Standards are a key to interoperability between different software components,
built by different vendors, but they are not an end unto themselves.
There is no guarantee that different implementations of the same standard will
interoperate in practice, because of different interpretations of the
standard, for instance.
Also, as has been demonstrated many times,
being adopted as a standard does not in itself imply a component is
correct or secure.
When there is a choice, we will almost always select simpler and proven
components over more complicated or newer ones.
But some folks require total standardization no matter what the trade-off.
(DACS does include some mechanisms
that make it possible for it to interoperate with other systems.)
- Architectural Limitations, Design Choices
Although DACS is a general-purpose,
highly-flexible system,
if your requirements are substantially different from
those upon which
DACS is based,
it is possible that DACS may not
be able to solve your problem or function in your environment.

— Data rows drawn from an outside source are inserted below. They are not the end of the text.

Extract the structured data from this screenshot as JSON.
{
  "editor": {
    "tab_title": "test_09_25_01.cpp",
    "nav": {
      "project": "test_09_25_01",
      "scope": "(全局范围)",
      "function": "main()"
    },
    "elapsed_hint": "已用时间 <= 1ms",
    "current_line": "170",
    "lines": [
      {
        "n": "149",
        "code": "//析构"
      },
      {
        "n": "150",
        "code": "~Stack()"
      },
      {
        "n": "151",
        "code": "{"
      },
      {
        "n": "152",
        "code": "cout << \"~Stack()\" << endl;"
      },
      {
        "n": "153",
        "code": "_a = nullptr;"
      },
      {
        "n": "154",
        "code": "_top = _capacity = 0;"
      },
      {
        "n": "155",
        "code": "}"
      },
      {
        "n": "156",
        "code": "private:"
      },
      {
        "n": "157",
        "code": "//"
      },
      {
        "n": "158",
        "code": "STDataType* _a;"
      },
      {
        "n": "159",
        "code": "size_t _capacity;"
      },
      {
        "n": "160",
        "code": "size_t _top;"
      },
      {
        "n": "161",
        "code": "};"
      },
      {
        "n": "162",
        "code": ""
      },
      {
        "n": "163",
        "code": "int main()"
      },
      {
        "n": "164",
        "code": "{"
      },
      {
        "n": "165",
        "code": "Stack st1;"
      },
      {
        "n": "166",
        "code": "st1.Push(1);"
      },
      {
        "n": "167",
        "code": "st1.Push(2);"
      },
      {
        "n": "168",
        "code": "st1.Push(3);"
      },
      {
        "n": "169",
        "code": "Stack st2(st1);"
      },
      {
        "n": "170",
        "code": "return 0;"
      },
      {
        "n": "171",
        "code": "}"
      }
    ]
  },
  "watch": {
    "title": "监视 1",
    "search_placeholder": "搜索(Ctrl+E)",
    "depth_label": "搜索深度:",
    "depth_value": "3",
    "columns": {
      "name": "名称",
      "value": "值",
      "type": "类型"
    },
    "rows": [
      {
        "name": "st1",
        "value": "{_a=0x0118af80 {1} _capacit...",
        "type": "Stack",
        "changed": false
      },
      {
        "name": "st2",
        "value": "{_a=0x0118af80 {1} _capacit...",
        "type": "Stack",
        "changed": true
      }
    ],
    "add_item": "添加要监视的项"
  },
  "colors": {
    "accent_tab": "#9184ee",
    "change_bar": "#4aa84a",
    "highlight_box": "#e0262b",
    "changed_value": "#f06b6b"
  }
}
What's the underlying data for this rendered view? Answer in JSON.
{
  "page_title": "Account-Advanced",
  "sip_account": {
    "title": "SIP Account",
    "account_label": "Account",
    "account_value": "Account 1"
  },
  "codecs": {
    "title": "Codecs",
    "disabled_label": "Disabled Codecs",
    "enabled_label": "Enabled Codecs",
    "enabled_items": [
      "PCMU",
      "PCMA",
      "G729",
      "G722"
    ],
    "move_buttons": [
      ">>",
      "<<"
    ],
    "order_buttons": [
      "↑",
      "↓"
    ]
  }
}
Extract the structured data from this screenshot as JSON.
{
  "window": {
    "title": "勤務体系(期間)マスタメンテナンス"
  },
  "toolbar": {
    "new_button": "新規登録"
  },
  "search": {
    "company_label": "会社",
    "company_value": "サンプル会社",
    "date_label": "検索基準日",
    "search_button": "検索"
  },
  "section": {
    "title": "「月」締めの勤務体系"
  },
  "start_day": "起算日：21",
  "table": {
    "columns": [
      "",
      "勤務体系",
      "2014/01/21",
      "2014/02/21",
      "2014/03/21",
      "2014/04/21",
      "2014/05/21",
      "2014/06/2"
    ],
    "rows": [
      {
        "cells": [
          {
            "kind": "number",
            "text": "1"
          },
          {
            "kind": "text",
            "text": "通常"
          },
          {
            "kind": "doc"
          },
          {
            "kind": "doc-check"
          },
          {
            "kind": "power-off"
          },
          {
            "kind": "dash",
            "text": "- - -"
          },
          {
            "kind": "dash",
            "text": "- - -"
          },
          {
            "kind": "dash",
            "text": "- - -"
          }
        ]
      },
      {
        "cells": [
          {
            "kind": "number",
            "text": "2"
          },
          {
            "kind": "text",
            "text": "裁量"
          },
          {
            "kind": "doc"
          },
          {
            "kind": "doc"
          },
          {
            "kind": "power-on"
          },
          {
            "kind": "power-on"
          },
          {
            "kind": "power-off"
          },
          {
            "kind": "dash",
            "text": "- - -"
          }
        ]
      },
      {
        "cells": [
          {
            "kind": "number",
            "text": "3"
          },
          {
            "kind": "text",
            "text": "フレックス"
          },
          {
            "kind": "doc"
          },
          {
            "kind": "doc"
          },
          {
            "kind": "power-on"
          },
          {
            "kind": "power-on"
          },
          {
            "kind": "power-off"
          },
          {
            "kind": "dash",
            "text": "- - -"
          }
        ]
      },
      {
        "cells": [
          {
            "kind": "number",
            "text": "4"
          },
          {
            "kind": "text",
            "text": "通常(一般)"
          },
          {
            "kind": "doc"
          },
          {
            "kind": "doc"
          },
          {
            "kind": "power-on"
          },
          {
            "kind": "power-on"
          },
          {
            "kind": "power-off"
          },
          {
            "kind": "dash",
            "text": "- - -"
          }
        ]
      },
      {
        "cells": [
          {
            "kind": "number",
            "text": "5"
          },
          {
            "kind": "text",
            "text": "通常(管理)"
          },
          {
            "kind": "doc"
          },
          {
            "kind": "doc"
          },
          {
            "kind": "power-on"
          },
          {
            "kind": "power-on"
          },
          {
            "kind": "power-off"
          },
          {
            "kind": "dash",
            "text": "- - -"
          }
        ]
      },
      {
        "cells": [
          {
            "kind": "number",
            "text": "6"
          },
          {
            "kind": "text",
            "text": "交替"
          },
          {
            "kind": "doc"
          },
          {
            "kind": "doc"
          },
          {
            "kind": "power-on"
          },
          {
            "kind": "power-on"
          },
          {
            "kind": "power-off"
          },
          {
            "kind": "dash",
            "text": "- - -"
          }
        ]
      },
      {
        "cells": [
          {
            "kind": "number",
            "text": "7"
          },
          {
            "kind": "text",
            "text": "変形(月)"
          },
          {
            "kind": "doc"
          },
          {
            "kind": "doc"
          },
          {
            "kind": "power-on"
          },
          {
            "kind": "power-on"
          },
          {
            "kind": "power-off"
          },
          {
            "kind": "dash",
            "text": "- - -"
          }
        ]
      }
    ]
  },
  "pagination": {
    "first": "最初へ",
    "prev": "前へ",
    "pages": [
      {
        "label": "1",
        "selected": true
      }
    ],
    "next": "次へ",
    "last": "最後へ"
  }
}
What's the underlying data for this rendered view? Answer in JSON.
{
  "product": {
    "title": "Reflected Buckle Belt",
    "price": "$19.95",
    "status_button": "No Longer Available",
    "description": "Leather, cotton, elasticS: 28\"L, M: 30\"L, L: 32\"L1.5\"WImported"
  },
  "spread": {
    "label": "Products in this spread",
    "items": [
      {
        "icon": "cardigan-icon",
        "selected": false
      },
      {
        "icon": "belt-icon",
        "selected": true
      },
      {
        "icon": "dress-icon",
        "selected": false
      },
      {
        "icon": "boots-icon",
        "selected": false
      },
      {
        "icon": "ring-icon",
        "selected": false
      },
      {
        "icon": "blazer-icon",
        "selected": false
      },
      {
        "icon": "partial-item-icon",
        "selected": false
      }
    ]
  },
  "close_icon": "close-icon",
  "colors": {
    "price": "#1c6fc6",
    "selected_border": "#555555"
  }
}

- Insufficient Level of Security
When properly used and configured,
DACS is designed to deliver security on par
with systems that provide secure commercial and financial services
to the public.
If you require a highly-secure system (one with military-grade security),
DACS is not for you.
DACS is not a
mandatory
access control system.
The DACS technical documentation tries to
clearly identify security issues that you should be aware of.
- Your Background
We assume throughout the documentation that you are already familiar with
the concepts of authentication and authorization,
you have a good understanding of how web servers work,
you are capable of performing routine system administration tasks on
a Unix-type system,
and you are comfortable building, configuring, and running an Apache web server.
Although we do point you at other resources, we do not explain this stuff here.
Also, you ought to have a solid understanding of how single sign-on works if
you are considering using DACS for it;
you should have no trouble understanding the
What is DACS? document.
If you have any doubts, you should probably avoid
DACS - and we would also advise you to stay away
from similar software, lest you accidentally open up your systems to
external access.
- Missing Features or Capabilities
It is conceivable that DACS does
not have a feature that you need or does not work on your platform,
although we seriously consider all suggestions for improvements.
DACS does not supply complete
identity management, and it is not intended to.
For instance, it cannot create Unix or Windows accounts or administer their
passwords.
For web services, DACS can only be integrated
with the Apache web server.
DACS has not been ported to Windows.
If you are unable to run Apache or add the DACS
module to your Apache server, and if adding an Apache server to proxy
incoming requests is not possible,
the command line interfaces to DACS may be
a valid alternative for some.
Some features of DACS are incompletely
implemented, not fully tested, or not yet integrated into the code base.
But if you ask us, you may be surprised by how quickly a feature
can be added; sometimes a feature or function is unavailable simply because
no one has asked for it yet.
Or perhaps it is not readily apparent that DACS
can already do what you require.
- The Big Corporation
DACS is designed, implemented, and
supported by a small team that can quickly answer questions,
respond to requests, and fix bugs.
Its chief architect has a Ph.D. in Computer Science and almost 30 years of
experience with systems programming and distributed systems.
We can probably resolve your problem before you would even be able to cut
through the red tape at Big Corporation or find the right person to talk to
there.
And we suspect that you'll find technical support for
DACS, should you require it, to be much cheaper
than what Big Corporation charges.
We work on DACS in no small part because
we truly enjoy it.
And as we have benefited from open source software, we want to continue
making our own contributions.
Still, some people insist on dealing with large vendors only.
One more thing to keep in mind...
even Really Big Corporations go out of business or terminate product lines.
Where will that leave you if you do not have source code?